Ketiga, cadangan anggaran yang begitu besar, mencapai 24 Triliun, sementara persiapan untuk mengolah dana itu begitu singkat. Ingat, dana optimalisasi adalah “permainan di ujung”. Dibahas ketika plafon usulan APBN yang lebih detil telah dikerjakan. Para pihak yang terlibat tak memiliki desain khusus, mulai dari perencanaan, pembahasan, pelaksanaan, dan lain sebagainya. Lubang hitam terletak di situ. Mereka yang punya otoritas bisa mengkapling dana besar itu untuk program yang bernuansa pemenangan politik.
Keempat, adanya celah yang bersifat mutualis simbiosis (hubungan saling menguntungkan). Pemerintah dan parlemen diburu dalam waktu tergesa, untuk memenangkan kepentingannya. Pemerintah butuh persetujuan anggaran dengan cepat, sementara orang-orang partai di Senayan butuh alokasi dana. Inilah yang disebut dengan coalition of convenience (koalisi saling menyenangkan). Pola ini telah menjadi siklus per lima tahunan. Periode yang selalu lahir di tahun politik —seperti sekarang ini.
Inilah lubang hitam yang sesungguhnya. Asal muasal dana besar saban Pemilu memang seperti hantu, terasa ada tapi tak terlihat. Korban telah banyak bertumbangan. Mulai dari BUMN (yang selalu) mengaku rugi. Bank yang collapse. Program sosial yang menyimpang. Hingga penyerapan APBN yang tak tetpat sasaran.

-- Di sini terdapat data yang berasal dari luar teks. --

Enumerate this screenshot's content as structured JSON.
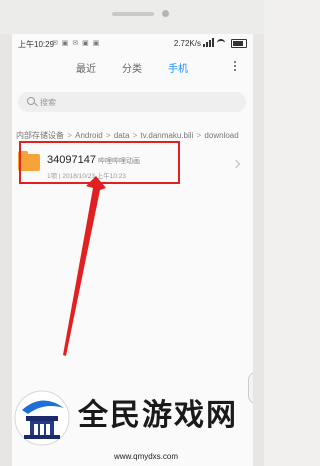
{
  "status_bar": {
    "time": "上午10:29",
    "left_icons": "✉ ▣ ✉ ▣ ▣",
    "speed": "2.72K/s",
    "battery_level": 0.8
  },
  "tabs": [
    {
      "label": "最近",
      "active": false
    },
    {
      "label": "分类",
      "active": false
    },
    {
      "label": "手机",
      "active": true
    }
  ],
  "search": {
    "placeholder": "搜索"
  },
  "breadcrumb": [
    "内部存储设备",
    "Android",
    "data",
    "tv.danmaku.bili",
    "download"
  ],
  "file": {
    "name": "34097147",
    "tag": "哔哩哔哩动画",
    "meta": "1项  |  2018/10/23 上午10:23",
    "icon": "folder-icon"
  },
  "watermark": {
    "title": "全民游戏网",
    "url": "www.qmydxs.com"
  },
  "colors": {
    "accent": "#1e90ff",
    "highlight": "#e12121",
    "folder": "#f6a33a"
  }
}
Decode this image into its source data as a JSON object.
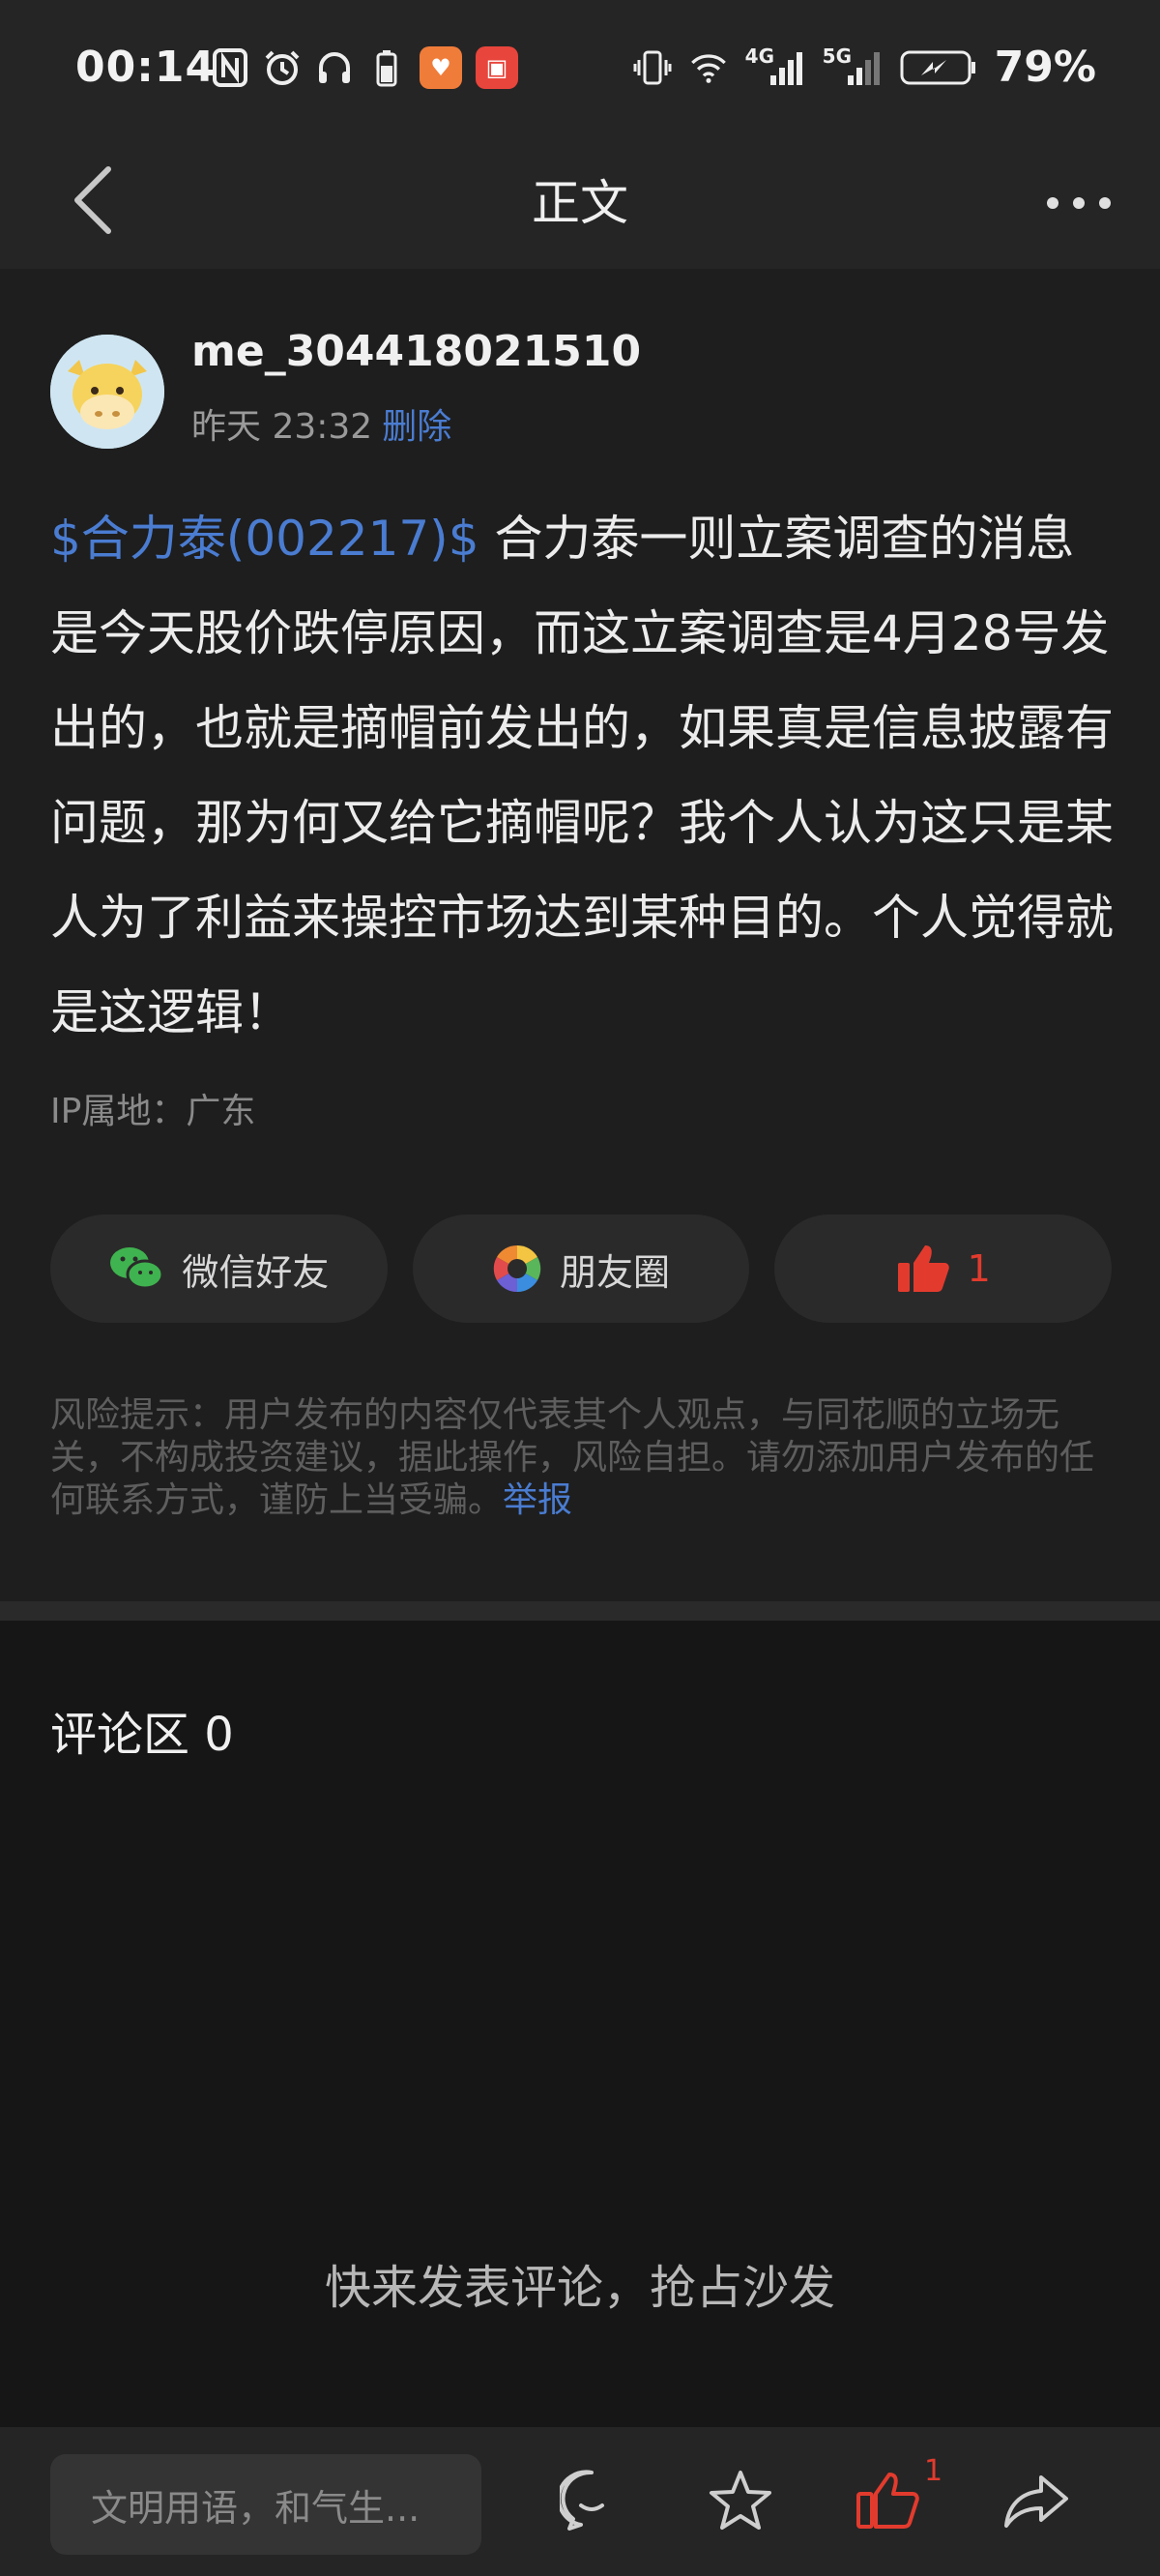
{
  "status_bar": {
    "time": "00:14",
    "battery": "79%",
    "network_4g": "4G",
    "network_5g": "5G"
  },
  "nav": {
    "title": "正文"
  },
  "post": {
    "username": "me_304418021510",
    "timestamp": "昨天 23:32",
    "delete_label": "删除",
    "stock_tag": "$合力泰(002217)$",
    "content": " 合力泰一则立案调查的消息是今天股价跌停原因，而这立案调查是4月28号发出的，也就是摘帽前发出的，如果真是信息披露有问题，那为何又给它摘帽呢？我个人认为这只是某人为了利益来操控市场达到某种目的。个人觉得就是这逻辑！",
    "ip_location": "IP属地：广东",
    "share_wechat_label": "微信好友",
    "share_moments_label": "朋友圈",
    "like_count": "1",
    "risk_notice": "风险提示：用户发布的内容仅代表其个人观点，与同花顺的立场无关，不构成投资建议，据此操作，风险自担。请勿添加用户发布的任何联系方式，谨防上当受骗。",
    "report_label": "举报"
  },
  "comments": {
    "title": "评论区 0",
    "empty_hint": "快来发表评论，抢占沙发"
  },
  "bottom_bar": {
    "input_placeholder": "文明用语，和气生...",
    "like_count": "1"
  },
  "colors": {
    "link_blue": "#4a7cd1",
    "like_red": "#e23b2e",
    "wechat_green": "#3fb34f"
  }
}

Jelas skenario ini tak termasuk uang recehan lain yang hangus dalam pertarungan Pemilu, yang bersumber dari dana pribadi para pemain politik. Yang kita bicarakan adalah dana raksasa. Dari mana sumber lainnya, kalau tidak yang kita perbincangkan barusan?
Begitulah sistem demokrasi. Biaya besar. Tapi hasil nya???